Storing data in the cloud is often safer than on premise because your data can be duplicated over data centers in different regions. You don't need to hire a team of engineers either; while most cloud services are highly configurable, they can also be provisioned in a few clicks.
In short: for all operations that take too long on your local machine or are too big to store. After all, cloud services are ultimately made for carrying out operations as quickly as possible and storing your data as efficiently as possible.
Now, of course, you might happen to be one of the lucky ones who has access to a supercomputer with several petabytes of storage, 500GB of RAM and an arsenal of RTX 3090s to train the heaviest neural networks on, but even then, processing your operations and data in the cloud is still more advantageous for a few reasons:
There are a few tasks you can think of that you would want to outsource to the cloud:
There are many more applications to use the cloud for so just get some free credits from different cloud services and try them out;
The cloud is nothing more but a combination of computers (a.k.a servers) and other hardware running in a datacenter for you to access online. These servers have functionalities, similar to those of your personal computer, grouped into different services offered by the cloud service provider. Some to store your data, some for computing power and a lot of services that utilize these other services but with some software made on top of it (e.g. Sagemaker for notebooks, distributed model training and MLFlow tracking). Let's explore some of the most used services of AWS, what they do and how you could use them for your next project.
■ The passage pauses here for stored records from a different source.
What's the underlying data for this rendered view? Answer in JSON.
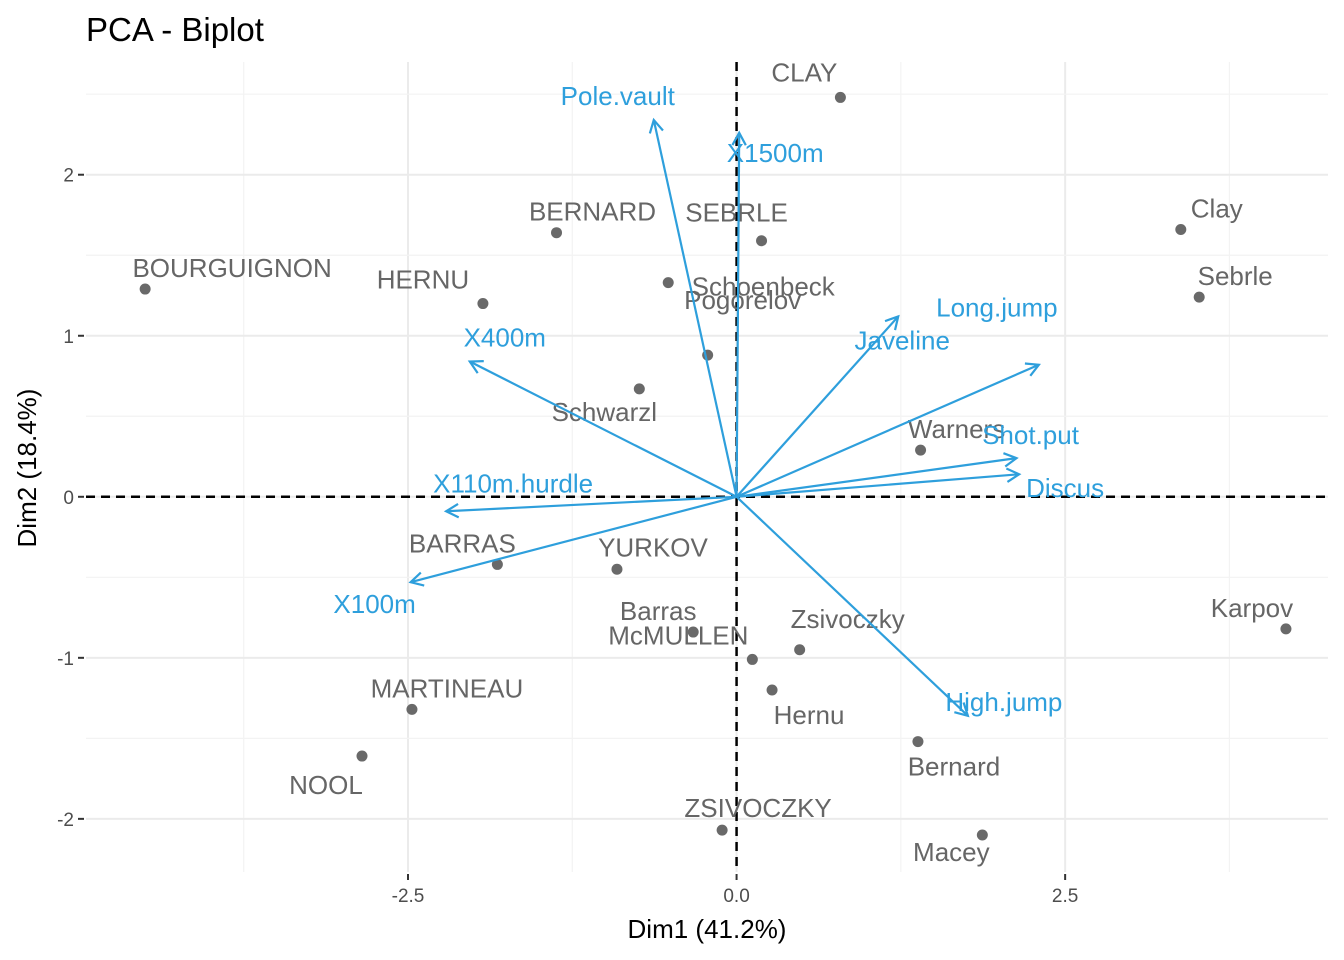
{
  "chart_data": {
    "type": "scatter",
    "title": "PCA - Biplot",
    "xlabel": "Dim1 (41.2%)",
    "ylabel": "Dim2 (18.4%)",
    "xlim": [
      -4.95,
      4.5
    ],
    "ylim": [
      -2.33,
      2.7
    ],
    "x_ticks": [
      -2.5,
      0,
      2.5
    ],
    "x_tick_labels": [
      "-2.5",
      "0.0",
      "2.5"
    ],
    "y_ticks": [
      -2,
      -1,
      0,
      1,
      2
    ],
    "y_tick_labels": [
      "-2",
      "-1",
      "0",
      "1",
      "2"
    ],
    "grid": true,
    "colors": {
      "individuals": "#696969",
      "variables": "#2e9fdc",
      "reference_lines": "#000000"
    },
    "individuals": [
      {
        "name": "SEBRLE",
        "x": 0.19,
        "y": 1.59
      },
      {
        "name": "CLAY",
        "x": 0.79,
        "y": 2.48
      },
      {
        "name": "BERNARD",
        "x": -1.37,
        "y": 1.64
      },
      {
        "name": "YURKOV",
        "x": -0.91,
        "y": -0.45
      },
      {
        "name": "ZSIVOCZKY",
        "x": -0.11,
        "y": -2.07
      },
      {
        "name": "McMULLEN",
        "x": 0.12,
        "y": -1.01
      },
      {
        "name": "MARTINEAU",
        "x": -2.47,
        "y": -1.32
      },
      {
        "name": "HERNU",
        "x": -1.93,
        "y": 1.2
      },
      {
        "name": "BARRAS",
        "x": -1.82,
        "y": -0.42
      },
      {
        "name": "NOOL",
        "x": -2.85,
        "y": -1.61
      },
      {
        "name": "BOURGUIGNON",
        "x": -4.5,
        "y": 1.29
      },
      {
        "name": "Sebrle",
        "x": 3.52,
        "y": 1.24
      },
      {
        "name": "Clay",
        "x": 3.38,
        "y": 1.66
      },
      {
        "name": "Karpov",
        "x": 4.18,
        "y": -0.82
      },
      {
        "name": "Macey",
        "x": 1.87,
        "y": -2.1
      },
      {
        "name": "Warners",
        "x": 1.4,
        "y": 0.29
      },
      {
        "name": "Zsivoczky",
        "x": 0.48,
        "y": -0.95
      },
      {
        "name": "Hernu",
        "x": 0.27,
        "y": -1.2
      },
      {
        "name": "Bernard",
        "x": 1.38,
        "y": -1.52
      },
      {
        "name": "Schwarzl",
        "x": -0.74,
        "y": 0.67
      },
      {
        "name": "Pogorelov",
        "x": -0.22,
        "y": 0.88
      },
      {
        "name": "Schoenbeck",
        "x": -0.52,
        "y": 1.33
      },
      {
        "name": "Barras",
        "x": -0.33,
        "y": -0.84
      }
    ],
    "variables": [
      {
        "name": "X100m",
        "x": -2.48,
        "y": -0.53
      },
      {
        "name": "Long.jump",
        "x": 2.3,
        "y": 0.82
      },
      {
        "name": "Shot.put",
        "x": 2.13,
        "y": 0.24
      },
      {
        "name": "High.jump",
        "x": 1.76,
        "y": -1.36
      },
      {
        "name": "X400m",
        "x": -2.03,
        "y": 0.84
      },
      {
        "name": "X110m.hurdle",
        "x": -2.21,
        "y": -0.09
      },
      {
        "name": "Discus",
        "x": 2.15,
        "y": 0.14
      },
      {
        "name": "Pole.vault",
        "x": -0.63,
        "y": 2.34
      },
      {
        "name": "Javeline",
        "x": 1.23,
        "y": 1.12
      },
      {
        "name": "X1500m",
        "x": 0.02,
        "y": 2.26
      }
    ]
  }
}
We have talked about how the cloud in essence is just like a computer. AWS' EC2 is the best example for this analogy. AWS EC2 (Amazon Web Services Elastic Compute Cloud) is a service that allows for using virtual machines called EC2 instances in the cloud to provide scalability. Namely, you can configure the computer as you like. Change the size of the RAM? No problem. A better CPU? Let's do it! In terms of software, you install your preferred OS and you can use this instance then as a virtual machine. You use EC2 when you need to run applications that run longer than 900 seconds, for applications with a variable execution time or when you need a lot of power (RAM, CPU, etc.). Otherwise you could use a serverless service which will save you money. To have a better understanding of EC2 I would recommend to explore this tutorial and use your free credits to do some testing yourself.
To store all your files on your computer, you'll need a harddrive. S3 is a service from Amazon which you could see as a harddrive. You won't store structured relational databases on it but it stores your raw data perfectly. Like all services, S3 can be accessed via its SDK and other AWS services (if you want to you could even access it from other cloud providers). S3 storage is normally used in the pre- or post-processing process. For instance, when you want to store some raw data that needs to go through an ETL (Extract, Transform and Load) process. To have a better understanding of S3 I would recommend to explore this tutorial and use your free credits to do some testing yourself.